Chris Skaggs —  June 20, 2013 — Leave a comment

A few days ago I was driving past one of those planned neighborhoods and a sign out front was inviting the “post active” crowd to come on in and have a tour.

It took me several seconds to grasp what the term was referring to. Was this a community for veterans? After a few beats I realized that in fact it was a polite but insidious euphemism for seniors. But it wasn’t enough to say “If you born before this date in 1958 you’re welcome here.” Instead it presumed to indicate your level of activity after that 55th birthday – your level of usefulness. “Now that you’re an old coot, sit down and take a breath. Lord know’s you’ll need it. And we assume that you are bored, thinking about fishing all the time, and basically useless. But that would be rude so we’ll call it ‘post-active.'”

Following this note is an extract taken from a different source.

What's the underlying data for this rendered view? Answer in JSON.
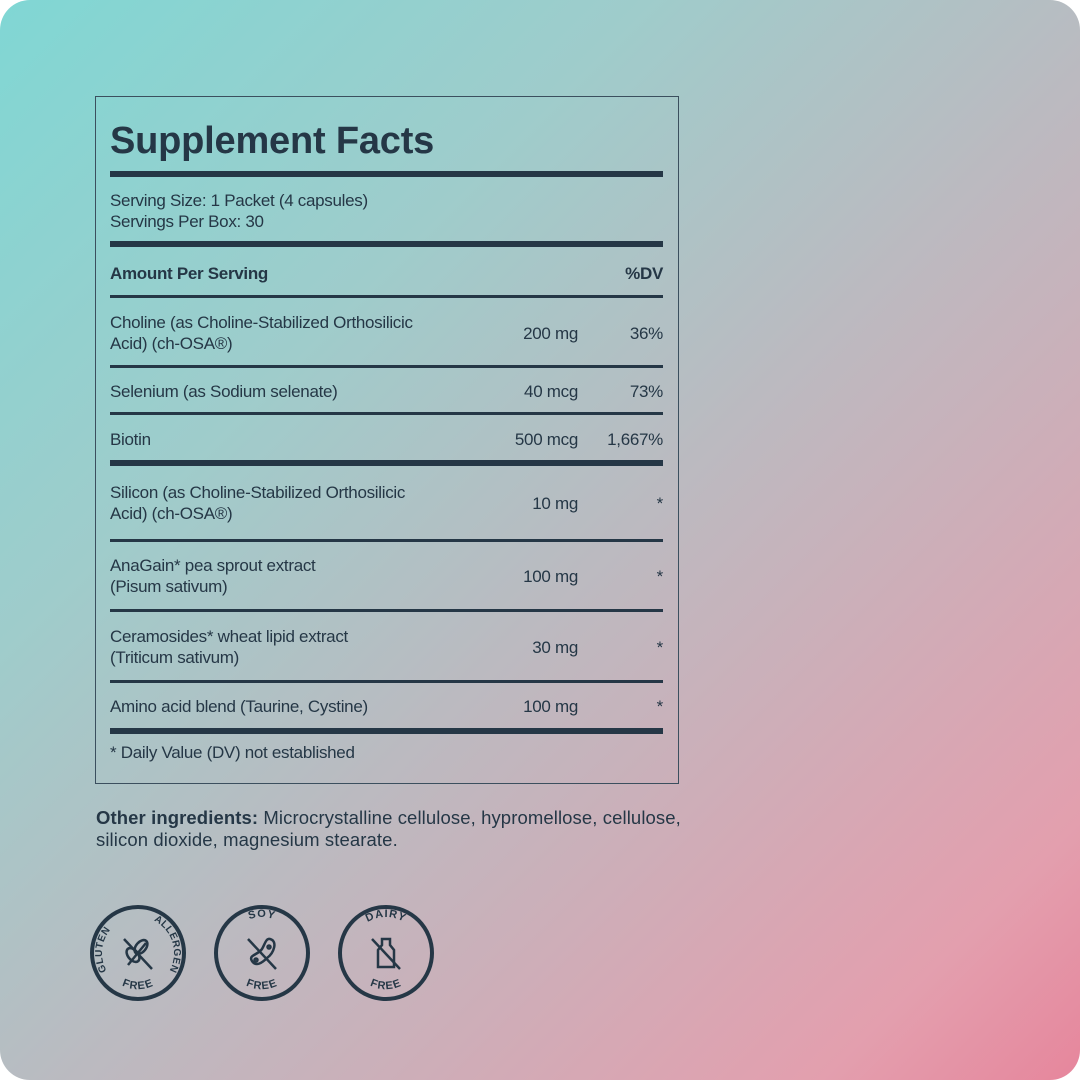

One of the biggest mistakes of our current World enemy is the unchecked worship of youth and the consequent dismissal of wisdom. The wisest, most experienced, most mature members of our world often feel cast aside – and for good reason. Everything about the way we live our day to day lives is geared toward the young and the reckless while we get closer and closer to a Logan’s Run vision of our 60s and beyond.

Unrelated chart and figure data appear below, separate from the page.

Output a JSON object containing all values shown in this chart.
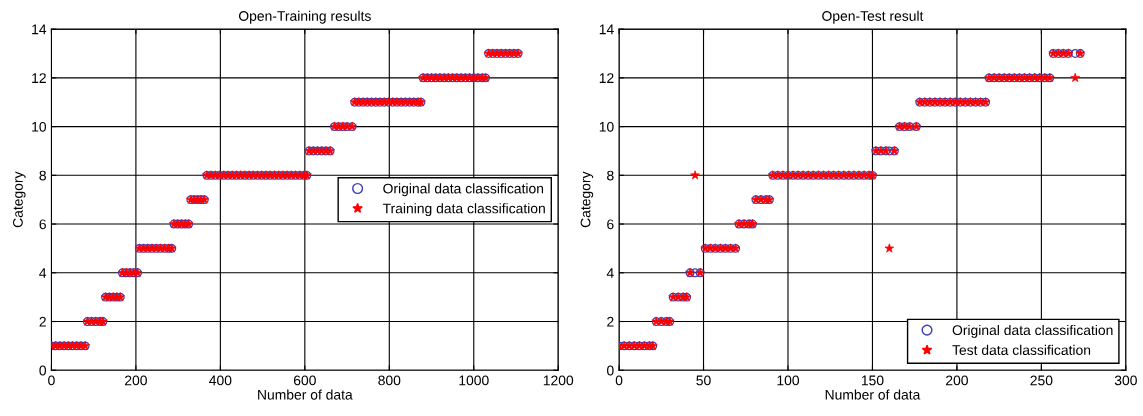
{
  "chart_data": [
    {
      "type": "scatter",
      "title": "Open-Training results",
      "xlabel": "Number of data",
      "ylabel": "Category",
      "x": [
        0,
        10,
        20,
        30,
        40,
        50,
        60,
        70,
        80,
        85,
        95,
        105,
        115,
        122,
        128,
        137,
        146,
        155,
        163,
        168,
        177,
        186,
        195,
        204,
        208,
        218,
        228,
        238,
        248,
        258,
        268,
        278,
        285,
        290,
        299,
        308,
        317,
        325,
        330,
        338,
        346,
        354,
        362,
        368,
        378,
        388,
        398,
        408,
        418,
        428,
        438,
        448,
        458,
        468,
        478,
        488,
        498,
        508,
        518,
        528,
        538,
        548,
        558,
        568,
        578,
        588,
        598,
        605,
        610,
        620,
        630,
        640,
        650,
        660,
        670,
        680,
        690,
        700,
        712,
        718,
        728,
        738,
        748,
        758,
        768,
        778,
        788,
        798,
        808,
        818,
        828,
        838,
        848,
        858,
        868,
        875,
        880,
        890,
        900,
        910,
        920,
        930,
        940,
        950,
        960,
        970,
        980,
        990,
        1000,
        1010,
        1020,
        1028,
        1035,
        1045,
        1055,
        1065,
        1075,
        1085,
        1095,
        1105
      ],
      "series": [
        {
          "name": "Original data classification",
          "color": "#3c3cb4",
          "marker": "circle",
          "values": [
            1,
            1,
            1,
            1,
            1,
            1,
            1,
            1,
            1,
            2,
            2,
            2,
            2,
            2,
            3,
            3,
            3,
            3,
            3,
            4,
            4,
            4,
            4,
            4,
            5,
            5,
            5,
            5,
            5,
            5,
            5,
            5,
            5,
            6,
            6,
            6,
            6,
            6,
            7,
            7,
            7,
            7,
            7,
            8,
            8,
            8,
            8,
            8,
            8,
            8,
            8,
            8,
            8,
            8,
            8,
            8,
            8,
            8,
            8,
            8,
            8,
            8,
            8,
            8,
            8,
            8,
            8,
            8,
            9,
            9,
            9,
            9,
            9,
            9,
            10,
            10,
            10,
            10,
            10,
            11,
            11,
            11,
            11,
            11,
            11,
            11,
            11,
            11,
            11,
            11,
            11,
            11,
            11,
            11,
            11,
            11,
            12,
            12,
            12,
            12,
            12,
            12,
            12,
            12,
            12,
            12,
            12,
            12,
            12,
            12,
            12,
            12,
            13,
            13,
            13,
            13,
            13,
            13,
            13,
            13
          ]
        },
        {
          "name": "Training data classification",
          "color": "#ff0000",
          "marker": "star",
          "values": [
            1,
            1,
            1,
            1,
            1,
            1,
            1,
            1,
            1,
            2,
            2,
            2,
            2,
            2,
            3,
            3,
            3,
            3,
            3,
            4,
            4,
            4,
            4,
            4,
            5,
            5,
            5,
            5,
            5,
            5,
            5,
            5,
            5,
            6,
            6,
            6,
            6,
            6,
            7,
            7,
            7,
            7,
            7,
            8,
            8,
            8,
            8,
            8,
            8,
            8,
            8,
            8,
            8,
            8,
            8,
            8,
            8,
            8,
            8,
            8,
            8,
            8,
            8,
            8,
            8,
            8,
            8,
            8,
            9,
            9,
            9,
            9,
            9,
            9,
            10,
            10,
            10,
            10,
            10,
            11,
            11,
            11,
            11,
            11,
            11,
            11,
            11,
            11,
            11,
            11,
            11,
            11,
            11,
            11,
            11,
            11,
            12,
            12,
            12,
            12,
            12,
            12,
            12,
            12,
            12,
            12,
            12,
            12,
            12,
            12,
            12,
            12,
            13,
            13,
            13,
            13,
            13,
            13,
            13,
            13
          ]
        }
      ],
      "xlim": [
        0,
        1200
      ],
      "xticks": [
        0,
        200,
        400,
        600,
        800,
        1000,
        1200
      ],
      "ylim": [
        0,
        14
      ],
      "yticks": [
        0,
        2,
        4,
        6,
        8,
        10,
        12,
        14
      ],
      "grid": true,
      "legend": "center right"
    },
    {
      "type": "scatter",
      "title": "Open-Test result",
      "xlabel": "Number of data",
      "ylabel": "Category",
      "x": [
        0,
        3,
        6,
        9,
        12,
        15,
        18,
        20,
        22,
        25,
        28,
        30,
        32,
        35,
        38,
        40,
        42,
        45,
        48,
        51,
        54,
        57,
        60,
        63,
        66,
        69,
        71,
        74,
        77,
        79,
        81,
        84,
        87,
        89,
        91,
        94,
        97,
        100,
        103,
        106,
        109,
        112,
        115,
        118,
        121,
        124,
        127,
        130,
        133,
        136,
        139,
        142,
        145,
        148,
        150,
        152,
        155,
        158,
        160,
        163,
        166,
        169,
        172,
        176,
        178,
        181,
        184,
        187,
        190,
        193,
        196,
        199,
        202,
        205,
        208,
        211,
        214,
        217,
        219,
        222,
        225,
        228,
        231,
        234,
        237,
        240,
        243,
        246,
        249,
        252,
        255,
        257,
        260,
        263,
        266,
        270,
        273
      ],
      "series": [
        {
          "name": "Original data classification",
          "color": "#3c3cb4",
          "marker": "circle",
          "values": [
            1,
            1,
            1,
            1,
            1,
            1,
            1,
            1,
            2,
            2,
            2,
            2,
            3,
            3,
            3,
            3,
            4,
            4,
            4,
            5,
            5,
            5,
            5,
            5,
            5,
            5,
            6,
            6,
            6,
            6,
            7,
            7,
            7,
            7,
            8,
            8,
            8,
            8,
            8,
            8,
            8,
            8,
            8,
            8,
            8,
            8,
            8,
            8,
            8,
            8,
            8,
            8,
            8,
            8,
            8,
            9,
            9,
            9,
            9,
            9,
            10,
            10,
            10,
            10,
            11,
            11,
            11,
            11,
            11,
            11,
            11,
            11,
            11,
            11,
            11,
            11,
            11,
            11,
            12,
            12,
            12,
            12,
            12,
            12,
            12,
            12,
            12,
            12,
            12,
            12,
            12,
            13,
            13,
            13,
            13,
            13,
            13
          ]
        },
        {
          "name": "Test data classification",
          "color": "#ff0000",
          "marker": "star",
          "values": [
            1,
            1,
            1,
            1,
            1,
            1,
            1,
            1,
            2,
            2,
            2,
            2,
            3,
            3,
            3,
            3,
            4,
            8,
            4,
            5,
            5,
            5,
            5,
            5,
            5,
            5,
            6,
            6,
            6,
            6,
            7,
            7,
            7,
            7,
            8,
            8,
            8,
            8,
            8,
            8,
            8,
            8,
            8,
            8,
            8,
            8,
            8,
            8,
            8,
            8,
            8,
            8,
            8,
            8,
            8,
            9,
            9,
            9,
            5,
            9,
            10,
            10,
            10,
            10,
            11,
            11,
            11,
            11,
            11,
            11,
            11,
            11,
            11,
            11,
            11,
            11,
            11,
            11,
            12,
            12,
            12,
            12,
            12,
            12,
            12,
            12,
            12,
            12,
            12,
            12,
            12,
            13,
            13,
            13,
            13,
            12,
            13
          ]
        }
      ],
      "xlim": [
        0,
        300
      ],
      "xticks": [
        0,
        50,
        100,
        150,
        200,
        250,
        300
      ],
      "ylim": [
        0,
        14
      ],
      "yticks": [
        0,
        2,
        4,
        6,
        8,
        10,
        12,
        14
      ],
      "grid": true,
      "legend": "lower right"
    }
  ]
}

Moses, on the other hand, didn’t hang up his staff at 60. In fact, he was still 20 years BEFORE his great mission to free Israel from Pharaoh. He was 120 years old when he moved on and the Word says that he was ‘Undimmed in his eye and still getting busy.’ (loose translation)

In The Masculine Journey john talks about kings as sages as the stages of greatest strength and influence in a man’s life. When all the hard work and refinement of the previous years comes to a razor sharp point and a man becomes a scalpel in the hands of God, truly able to separate sinew from bone and effect change in the world at a level no ‘warrior’ could dream of.

But if a sage of the Kingdom is put to pasture, or worse, if that man willingly retreats from the field for fear of feeling invalidated…the loss to the Kingdom is truly immense.